Öte yandan, 5271 sayılı CMK’nun 309. maddesinde, temyiz incelemesi yapılmaksızın kesinleşen karar veya hükümlere karşı “kanun yararına bozma”isteminde bulunulabileceği öngörülmüştür. Aynı maddenin 4. fıkrasının ( b ) bendinde; “Mahkumiyete ilişkin hükmün, davanın esasını çözmeyen yönüne veya savunma hakkını kaldırma veya kısıtlama sonucunu doğuran usul işlemlerine ilişkin ise, kararı veren hakim veya mahkemece yeniden yapılacak yargılama sonucuna göre gereken hüküm verilir. Bu hüküm, önceki hükümle belirlenmiş olan cezadan daha ağır olamaz” hükmüne yer verilmiştir.

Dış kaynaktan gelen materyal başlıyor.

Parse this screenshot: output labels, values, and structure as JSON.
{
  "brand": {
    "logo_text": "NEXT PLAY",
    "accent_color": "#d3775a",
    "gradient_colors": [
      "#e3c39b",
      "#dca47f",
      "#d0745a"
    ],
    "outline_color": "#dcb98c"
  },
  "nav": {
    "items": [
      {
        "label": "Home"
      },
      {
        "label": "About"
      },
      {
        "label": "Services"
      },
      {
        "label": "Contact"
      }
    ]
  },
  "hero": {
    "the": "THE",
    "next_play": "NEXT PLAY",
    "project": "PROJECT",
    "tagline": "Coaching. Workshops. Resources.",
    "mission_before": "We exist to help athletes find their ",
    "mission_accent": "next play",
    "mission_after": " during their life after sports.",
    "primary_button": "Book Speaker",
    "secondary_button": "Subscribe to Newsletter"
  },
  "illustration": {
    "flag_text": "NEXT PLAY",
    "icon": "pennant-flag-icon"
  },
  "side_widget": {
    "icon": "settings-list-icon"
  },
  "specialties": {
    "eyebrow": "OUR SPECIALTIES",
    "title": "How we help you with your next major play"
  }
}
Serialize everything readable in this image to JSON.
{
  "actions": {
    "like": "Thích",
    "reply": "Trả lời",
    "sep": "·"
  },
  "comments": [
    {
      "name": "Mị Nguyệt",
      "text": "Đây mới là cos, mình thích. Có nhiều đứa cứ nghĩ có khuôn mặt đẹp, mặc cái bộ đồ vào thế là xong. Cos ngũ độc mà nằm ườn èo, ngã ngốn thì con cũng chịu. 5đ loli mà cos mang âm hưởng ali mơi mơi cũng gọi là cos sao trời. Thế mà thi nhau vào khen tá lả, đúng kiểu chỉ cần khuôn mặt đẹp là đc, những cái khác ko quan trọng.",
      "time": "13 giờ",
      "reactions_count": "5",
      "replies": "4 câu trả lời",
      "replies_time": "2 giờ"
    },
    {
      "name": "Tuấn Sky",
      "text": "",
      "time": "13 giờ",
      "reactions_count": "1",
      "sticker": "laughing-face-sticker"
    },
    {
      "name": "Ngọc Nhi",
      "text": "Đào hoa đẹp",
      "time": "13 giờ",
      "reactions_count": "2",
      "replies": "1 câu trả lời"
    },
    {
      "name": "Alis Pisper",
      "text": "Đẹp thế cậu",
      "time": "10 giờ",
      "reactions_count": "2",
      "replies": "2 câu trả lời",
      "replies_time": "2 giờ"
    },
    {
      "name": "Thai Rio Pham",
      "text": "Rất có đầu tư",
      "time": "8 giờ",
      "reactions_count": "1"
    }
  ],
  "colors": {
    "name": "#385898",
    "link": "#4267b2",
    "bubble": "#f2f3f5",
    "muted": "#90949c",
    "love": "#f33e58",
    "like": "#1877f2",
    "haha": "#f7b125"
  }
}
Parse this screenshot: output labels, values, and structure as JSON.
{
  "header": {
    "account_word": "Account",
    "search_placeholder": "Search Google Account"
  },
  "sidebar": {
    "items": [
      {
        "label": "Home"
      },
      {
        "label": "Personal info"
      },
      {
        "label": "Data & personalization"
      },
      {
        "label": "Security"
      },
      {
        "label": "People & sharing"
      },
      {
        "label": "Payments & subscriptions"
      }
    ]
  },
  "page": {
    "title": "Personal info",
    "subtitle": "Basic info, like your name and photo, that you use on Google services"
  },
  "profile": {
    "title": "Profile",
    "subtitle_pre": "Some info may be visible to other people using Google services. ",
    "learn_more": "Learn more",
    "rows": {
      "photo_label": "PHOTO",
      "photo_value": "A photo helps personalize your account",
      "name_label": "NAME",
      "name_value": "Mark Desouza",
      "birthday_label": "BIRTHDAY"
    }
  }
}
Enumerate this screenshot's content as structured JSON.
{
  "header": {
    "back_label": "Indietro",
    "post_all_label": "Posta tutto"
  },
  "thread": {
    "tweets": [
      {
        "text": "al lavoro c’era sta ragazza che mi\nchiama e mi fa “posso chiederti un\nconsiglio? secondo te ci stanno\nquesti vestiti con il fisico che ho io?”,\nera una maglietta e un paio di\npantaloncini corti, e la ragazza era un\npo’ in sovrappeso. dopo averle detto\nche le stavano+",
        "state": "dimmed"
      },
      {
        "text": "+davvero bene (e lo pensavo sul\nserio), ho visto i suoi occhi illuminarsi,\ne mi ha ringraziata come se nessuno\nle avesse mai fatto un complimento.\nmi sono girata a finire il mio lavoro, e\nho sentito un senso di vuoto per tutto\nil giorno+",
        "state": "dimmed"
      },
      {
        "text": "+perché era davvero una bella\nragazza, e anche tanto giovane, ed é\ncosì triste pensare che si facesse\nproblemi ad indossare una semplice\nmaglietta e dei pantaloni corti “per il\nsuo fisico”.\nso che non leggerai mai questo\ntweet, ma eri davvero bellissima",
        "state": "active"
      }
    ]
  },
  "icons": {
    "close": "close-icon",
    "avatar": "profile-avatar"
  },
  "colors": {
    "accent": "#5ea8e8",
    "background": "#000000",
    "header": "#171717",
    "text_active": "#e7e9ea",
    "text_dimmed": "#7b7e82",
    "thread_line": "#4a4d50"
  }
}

Yukarıda belirtilen yasal düzenlemeler ile ortaya konulan gerekçenin ışığında somut olay değerlendirildiğinde, takdir hakkı kullanılmasına karşın duruşma açılması zorunluluğuna uyulmayarak, infaz edilmekte olan kararın dosya üzerinden incelenmek suretiyle “zat ve mahiyetinde” değişiklik yapılmasına ilişkin Karabük Ağır Ceza Mahkemesinin 09.06.2005 tarih, 105/90 sayılı ve temyiz edilmeksizin kesinleşen ek kararında isabet bulunmadığından öncelikle bu yönden bozulmasına karar verilmesi gerekmiştir.
SONUÇ : Yukarıda açıklanan nedenlerle, Yargıtay Cumhuriyet Başsavcılığının istemi yerinde görüldüğünden, Karabük Ağır Ceza Mahkemesinin 09.06.2005 tarih ve 105/90 sayılı ek kararının, 5271 sayılı CMK’ nun 309. maddesi uyarınca ( BOZULMASINA ), diğer işlemlerin yapılabilmesi için dosya Mahkemesine gönderilmek üzere Yargıtay Cumhuriyet Başsavcılığına ( TEVDİİNE ) 24.04.2006 gününde oybirliği ile karar verildi.